Il blocco è diventato la goccia che ha fatto traboccare il vaso, facendo arrabbiare il partito di destra Diritto e Giustizia, al potere in Polonia, che conta sul sostegno degli agricoltori e dei residenti rurali e si sta preparando per le elezioni parlamentari previste per il 15 ottobre.
Lunedì Varsavia ha dichiarato che potrebbe non fornire ai rifugiati ucraini un sostegno che includa permessi di lavoro, istruzione gratuita, accesso all’assistenza sanitaria e altri benefici.
Il portavoce del governo Piotr Molter ha dichiarato: “Queste norme finiranno semplicemente l’anno prossimo”.
“Delicato e innaturale”
Un esperto militare ucraino ha affermato che fermare gli aiuti militari polacchi è “delicato”.
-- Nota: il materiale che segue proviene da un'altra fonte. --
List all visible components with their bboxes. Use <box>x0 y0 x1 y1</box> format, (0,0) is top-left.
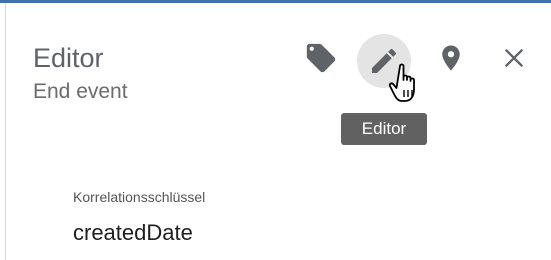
top-accent-bar <box>0 0 551 3</box>
correlation-key-value[interactable]: createdDate <box>73 219 193 247</box>
correlation-key-label: Korrelationsschlüssel <box>73 189 206 205</box>
panel-subtitle: End event <box>33 80 128 103</box>
location-button[interactable] <box>429 36 473 80</box>
panel-left-border <box>5 3 6 260</box>
tag-button[interactable] <box>299 36 343 80</box>
hand-cursor-icon <box>388 63 415 102</box>
editor-tooltip: Editor <box>341 113 427 145</box>
panel-title: Editor <box>33 43 104 73</box>
location-pin-icon <box>442 45 460 71</box>
close-icon <box>505 49 523 67</box>
close-button[interactable] <box>493 37 535 79</box>
editor-panel: Editor End event Editor Korrelationsschl… <box>0 0 551 260</box>
tag-icon <box>306 43 336 73</box>
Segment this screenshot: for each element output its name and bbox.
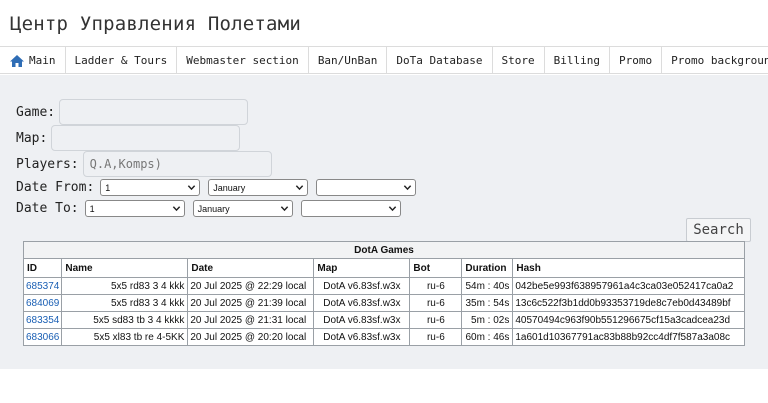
home-icon xyxy=(10,54,24,67)
game-date: 20 Jul 2025 @ 21:39 local xyxy=(187,294,315,312)
game-map: DotA v6.83sf.w3x xyxy=(313,328,411,346)
nav-item-promo[interactable]: Promo xyxy=(610,47,663,74)
game-bot: ru-6 xyxy=(409,311,463,329)
search-button[interactable]: Search xyxy=(686,218,751,242)
table-row: 683354 5x5 sd83 tb 3 4 kkkk 20 Jul 2025 … xyxy=(22,311,745,329)
select-value: 1 xyxy=(105,182,111,193)
nav-item-ladder-tours[interactable]: Ladder & Tours xyxy=(66,47,178,74)
date-to-month-select[interactable]: January xyxy=(192,200,293,217)
game-name: 5x5 sd83 tb 3 4 kkkk xyxy=(61,311,189,329)
select-value: 1 xyxy=(89,203,95,214)
game-bot: ru-6 xyxy=(409,328,463,346)
game-name: 5x5 rd83 3 4 kkk xyxy=(61,277,189,295)
table-row: 685374 5x5 rd83 3 4 kkk 20 Jul 2025 @ 22… xyxy=(22,277,745,295)
chevron-down-icon xyxy=(388,206,396,212)
nav-item-webmaster-section[interactable]: Webmaster section xyxy=(177,47,309,74)
games-table: DotA Games ID Name Date Map Bot Duration… xyxy=(22,241,745,346)
column-header-name: Name xyxy=(61,258,189,278)
game-duration: 5m : 02s xyxy=(461,311,514,329)
game-map: DotA v6.83sf.w3x xyxy=(313,311,411,329)
column-header-map: Map xyxy=(313,258,411,278)
table-row: 684069 5x5 rd83 3 4 kkk 20 Jul 2025 @ 21… xyxy=(22,294,745,312)
main-nav: Main Ladder & Tours Webmaster section Ba… xyxy=(0,46,768,74)
column-header-bot: Bot xyxy=(409,258,463,278)
game-input[interactable] xyxy=(59,99,249,125)
chevron-down-icon xyxy=(188,185,196,191)
players-label: Players: xyxy=(16,156,79,172)
date-from-year-select[interactable] xyxy=(316,179,417,196)
game-map: DotA v6.83sf.w3x xyxy=(313,277,411,295)
game-duration: 54m : 40s xyxy=(461,277,514,295)
game-label: Game: xyxy=(16,104,56,120)
map-row: Map: xyxy=(16,125,241,151)
date-from-row: Date From: 1 January xyxy=(16,179,424,196)
nav-item-billing[interactable]: Billing xyxy=(545,47,610,74)
column-header-id: ID xyxy=(22,258,63,278)
date-to-year-select[interactable] xyxy=(300,200,401,217)
chevron-down-icon xyxy=(296,185,304,191)
game-date: 20 Jul 2025 @ 20:20 local xyxy=(187,328,315,346)
page-title: Центр Управления Полетами xyxy=(10,13,301,35)
date-to-label: Date To: xyxy=(16,201,79,216)
game-name: 5x5 rd83 3 4 kkk xyxy=(61,294,189,312)
nav-item-store[interactable]: Store xyxy=(493,47,545,74)
chevron-down-icon xyxy=(172,206,180,212)
map-label: Map: xyxy=(16,130,48,146)
game-map: DotA v6.83sf.w3x xyxy=(313,294,411,312)
nav-item-label: Main xyxy=(29,54,56,67)
players-input[interactable] xyxy=(82,151,272,177)
game-id-link[interactable]: 683066 xyxy=(26,332,59,343)
date-to-day-select[interactable]: 1 xyxy=(84,200,185,217)
players-row: Players: xyxy=(16,151,272,177)
chevron-down-icon xyxy=(404,185,412,191)
chevron-down-icon xyxy=(280,206,288,212)
game-bot: ru-6 xyxy=(409,294,463,312)
column-header-date: Date xyxy=(187,258,315,278)
table-caption: DotA Games xyxy=(23,241,745,259)
column-header-duration: Duration xyxy=(461,258,514,278)
nav-item-dota-database[interactable]: DoTa Database xyxy=(387,47,493,74)
game-hash: 1a601d10367791ac83b88b92cc4df7f587a3a08c xyxy=(512,328,745,346)
game-hash: 13c6c522f3b1dd0b93353719de8c7eb0d43489bf xyxy=(512,294,745,312)
nav-item-main[interactable]: Main xyxy=(0,47,66,74)
game-duration: 60m : 46s xyxy=(461,328,514,346)
select-value: January xyxy=(197,203,230,214)
date-from-month-select[interactable]: January xyxy=(208,179,309,196)
game-hash: 40570494c963f90b551296675cf15a3cadcea23d xyxy=(512,311,745,329)
map-input[interactable] xyxy=(51,125,241,151)
game-date: 20 Jul 2025 @ 21:31 local xyxy=(187,311,315,329)
date-from-day-select[interactable]: 1 xyxy=(100,179,201,196)
game-bot: ru-6 xyxy=(409,277,463,295)
game-date: 20 Jul 2025 @ 22:29 local xyxy=(187,277,315,295)
column-header-hash: Hash xyxy=(512,258,745,278)
game-id-link[interactable]: 684069 xyxy=(26,298,59,309)
game-duration: 35m : 54s xyxy=(461,294,514,312)
select-value: January xyxy=(213,182,246,193)
nav-item-promo-background[interactable]: Promo background xyxy=(662,47,768,74)
table-row: 683066 5x5 xl83 tb re 4-5KK 20 Jul 2025 … xyxy=(22,328,745,346)
game-name: 5x5 xl83 tb re 4-5KK xyxy=(61,328,189,346)
date-from-label: Date From: xyxy=(16,180,95,195)
game-row: Game: xyxy=(16,99,249,125)
game-id-link[interactable]: 683354 xyxy=(26,315,59,326)
game-hash: 042be5e993f638957961a4c3ca03e052417ca0a2 xyxy=(512,277,745,295)
date-to-row: Date To: 1 January xyxy=(16,200,409,217)
nav-item-ban-unban[interactable]: Ban/UnBan xyxy=(309,47,388,74)
game-id-link[interactable]: 685374 xyxy=(26,281,59,292)
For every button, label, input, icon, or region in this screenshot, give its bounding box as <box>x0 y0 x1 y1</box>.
“Tutto questo è innaturale, tutta acqua [Russian President Vladimir] “Il mulino di Putin”, ha detto ad Al Jazeera il tenente generale Ihor Romanenko, ex vice capo di stato maggiore delle forze armate ucraine.
“Nel futuro prossimo, [Polish and Ukrainian] “I presidenti devono riunirsi e trovare punti di intesa”.
Altri analisti erano meno ottimisti.
“Le élite polacche sono arrabbiate e questo potrebbe diventare un punto di congelamento nelle relazioni”, ha detto ad Al Jazeera l’analista di Kiev Alexei Koch.
Credeva che i rapporti potessero essere ristabiliti solo dopo l’allontanamento dal potere ucraino.
Lui ha detto che il viceministro dell’economia Taras Kachka, che ha imposto il divieto sul cibo polacco, e il suo capo, Yulia Sviridenko, potrebbero essere tra coloro che dovrebbero essere licenziati.
Alcuni ucraini hanno considerato la disputa solo un errore temporaneo.
“Naturalmente, devono proteggere i loro agricoltori, proprio come noi dobbiamo proteggere i nostri”, ha detto ad Al Jazeera Volodymyr Sinitsa, un autista di autobus in pensione cresciuto in un villaggio nella regione centrale di Cherkasy, in Ucraina.
Ma alcuni hanno risposto con indignazione.
“Sono vendicativi. Ci accusano sempre di genocidio e di altre cose che non abbiamo mai fatto”, ha detto ad Al Jazeera Konstantin Davydenko, un soldato di 22 anni.
Ha fatto riferimento a quello che Varsavia chiama il “massacro di Volyn” dei civili in Polonia, occupata dalla Germania nazista.
Varsavia ha affermato che l’esercito ribelle ucraino che si schierò con la Berlino nazista per espellere i russi dall’Ucraina uccise fino a 100.000 polacchi e il loro massacro è considerato “genocidio”.
L’Ucraina, dove i principali leader dell’UPA sono celebrati come eroi di guerra e combattenti per la libertà, ha contestato il termine e il numero delle vittime.
Il massacro ebbe luogo nelle regioni della Volinia e della Galizia, che furono annesse dal dittatore sovietico Joseph Stalin e che ora fanno parte dell’Ucraina occidentale.
Dopo la seconda guerra mondiale, i polacchi rimasti lì dovettero affrontare discriminazioni.
Uno di loro era Felix, il bisnonno dell’ex rifugiato Vasilevskaya, che ha perso il lavoro come primario in un ospedale pediatrico nella città occidentale di Lviv.
Ha detto che è stato condannato a 10 anni nelle carceri siberiane ed è sopravvissuto solo perché “ha aiutato a riformare i criminali di carriera” che gli hanno dato cibo e sostegno dalle guardie carcerarie.
Crescendo, a volte sentiva insulti etnici che denigravano le sue radici polacche, ma sperava che l’aiuto fornito dalla Polonia agli ucraini durante la guerra avrebbe messo fine alle tensioni.
“Speravo che i nostri paesi potessero superare questa oscurità tra di noi. “Lo faccio ancora”, ha detto Vasilevskaya.